16 listopada, 2024

wzoryikolory.pl

kolory życia codziennego

Pogardzony bohater, który pomagał ofiarom powodzi, padł ofiarą kradzieży pieniędzy w wysokości 30 tys. zł.

Pogardzony bohater, który pomagał ofiarom powodzi, padł ofiarą kradzieży pieniędzy w wysokości 30 tys. zł.

Mieszkaniec Szczepankowa w Poznaniu w połowie września pojechał w rejon Kłodzka (woj. dolnośląskie), gdzie wielka woda wyrządziła ogromne szkody – zniszczyła domy, zalała ulice miasta, zrujnowała infrastrukturę. Po tym, jak stało się coś, czego zupełnie się nie spodziewał.

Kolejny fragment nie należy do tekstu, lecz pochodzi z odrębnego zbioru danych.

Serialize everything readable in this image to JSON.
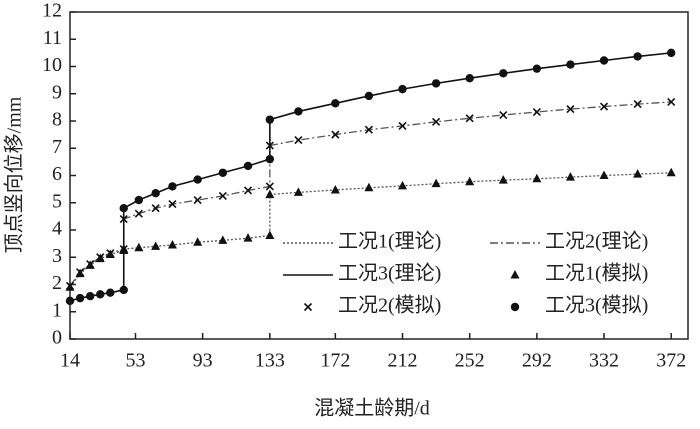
{
  "chart_data": {
    "type": "line",
    "x_label": "混凝土龄期/d",
    "y_label": "顶点竖向位移/mm",
    "x": [
      14,
      20,
      26,
      32,
      38,
      46,
      46,
      55,
      65,
      75,
      90,
      105,
      120,
      133,
      133,
      150,
      172,
      192,
      212,
      232,
      252,
      272,
      292,
      312,
      332,
      352,
      372
    ],
    "xlim": [
      14,
      382
    ],
    "xticks": [
      14,
      53,
      93,
      133,
      172,
      212,
      252,
      292,
      332,
      372
    ],
    "ylim": [
      0,
      12
    ],
    "yticks": [
      0,
      1,
      2,
      3,
      4,
      5,
      6,
      7,
      8,
      9,
      10,
      11,
      12
    ],
    "grid": false,
    "legend": "lower right",
    "series": [
      {
        "name": "工况1(理论)",
        "color": "#555555",
        "style": "dotted",
        "values": [
          1.9,
          2.4,
          2.7,
          2.95,
          3.1,
          3.25,
          3.3,
          3.35,
          3.4,
          3.45,
          3.55,
          3.62,
          3.7,
          3.8,
          5.3,
          5.38,
          5.47,
          5.55,
          5.62,
          5.7,
          5.77,
          5.83,
          5.88,
          5.94,
          6.0,
          6.05,
          6.1
        ]
      },
      {
        "name": "工况2(理论)",
        "color": "#555555",
        "style": "dashdot",
        "values": [
          1.95,
          2.45,
          2.75,
          3.0,
          3.15,
          3.3,
          4.4,
          4.6,
          4.8,
          4.95,
          5.1,
          5.25,
          5.45,
          5.6,
          7.1,
          7.3,
          7.5,
          7.68,
          7.82,
          7.97,
          8.1,
          8.22,
          8.33,
          8.44,
          8.53,
          8.62,
          8.7
        ]
      },
      {
        "name": "工况3(理论)",
        "color": "#111111",
        "style": "solid",
        "values": [
          1.4,
          1.5,
          1.57,
          1.64,
          1.7,
          1.8,
          4.8,
          5.1,
          5.35,
          5.6,
          5.85,
          6.1,
          6.35,
          6.6,
          8.05,
          8.35,
          8.65,
          8.92,
          9.17,
          9.38,
          9.57,
          9.75,
          9.92,
          10.07,
          10.22,
          10.37,
          10.5
        ]
      },
      {
        "name": "工况1(模拟)",
        "color": "#111111",
        "style": "triangle",
        "values": [
          1.9,
          2.4,
          2.7,
          2.95,
          3.1,
          3.25,
          3.3,
          3.35,
          3.4,
          3.45,
          3.55,
          3.62,
          3.7,
          3.8,
          5.3,
          5.38,
          5.47,
          5.55,
          5.62,
          5.7,
          5.77,
          5.83,
          5.88,
          5.94,
          6.0,
          6.05,
          6.1
        ]
      },
      {
        "name": "工况2(模拟)",
        "color": "#111111",
        "style": "cross",
        "values": [
          1.95,
          2.45,
          2.75,
          3.0,
          3.15,
          3.3,
          4.4,
          4.6,
          4.8,
          4.95,
          5.1,
          5.25,
          5.45,
          5.6,
          7.1,
          7.3,
          7.5,
          7.68,
          7.82,
          7.97,
          8.1,
          8.22,
          8.33,
          8.44,
          8.53,
          8.62,
          8.7
        ]
      },
      {
        "name": "工况3(模拟)",
        "color": "#111111",
        "style": "circle",
        "values": [
          1.4,
          1.5,
          1.57,
          1.64,
          1.7,
          1.8,
          4.8,
          5.1,
          5.35,
          5.6,
          5.85,
          6.1,
          6.35,
          6.6,
          8.05,
          8.35,
          8.65,
          8.92,
          9.17,
          9.38,
          9.57,
          9.75,
          9.92,
          10.07,
          10.22,
          10.37,
          10.5
        ]
      }
    ]
  }
}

„Musiałem jednak pakować sprzęt przed ukończeniem prac i wracać do Poznania ratować swoje, nie wiedziałem jeszcze, co zginęło” – powiedział portalowi epoznan.pl. Jak się okazało, rabusie musieli doskonale zdawać sobie sprawę, że mężczyzna niesie pomoc poszkodowanym przez żywioł. Wykorzystali jego nieobecność i na poznańskim Szczepankowie – podał lokalny serwis.

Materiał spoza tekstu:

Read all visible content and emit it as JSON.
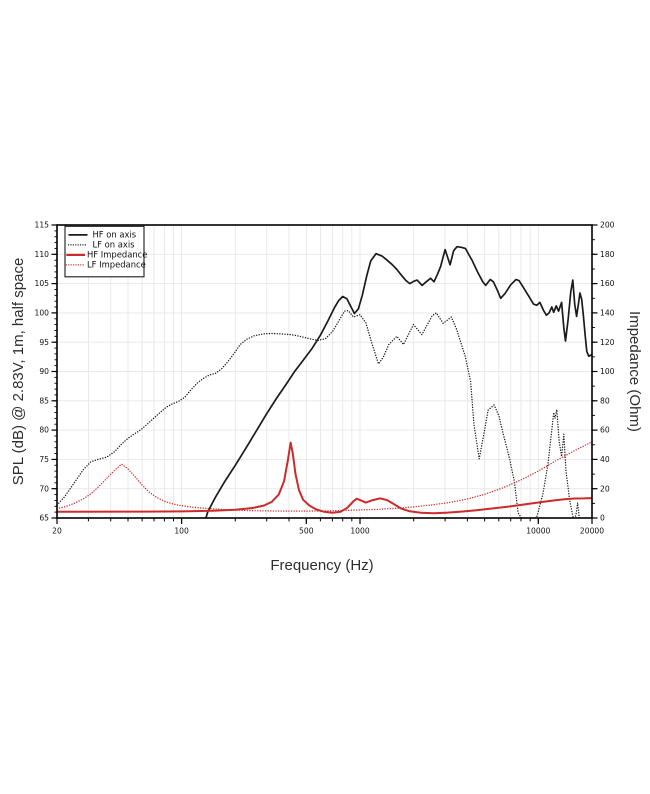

Z ustaleń policji wynika, że do kradzieży mogło dojść w nocy z piątku na sobotę (20/21.09). Złodzieje ukradli również mniejsze. „Policjanci przyjęli zawiadomienie dotyczące kradzieży z włamaniem do magazynu przy ul. Roślinnej na poznańskim Szczepankowie. Trwają teraz czynności zmierzające do zatrzymania sprawców przestępstwa” – wyjaśnia mł. asp. Łukasz Paterski z poznańskiej Policji, cytowany przez portal.

Właściciel magazynu na poznańskim Szczepankowie podejrzewa, że. Złodzieje nie śpią w czasie powodzi, tylko wykorzystują tragedię ludzi, którzy musieli opuścić swoje domy. W zeszły czwartek dwóch mężczyzn podejrzanych o szabrownictwo zostało zatrzymanych w zniszczonym przez powódź Lądku-Zdroju. Szabrownikowi grozi 8 lat więzienia; został aresztowany na dwa miesiące.

Przedmioty należące do mieszkanki Kłodzka zostały wystawione na zewnątrz z zalanych pomieszczeń, aby wyschły. Wartość zrabowanego sprzętu to 5 tys. zł. Jak informował premier Donald Tusk, „surowiej niż w innych okolicznościach”.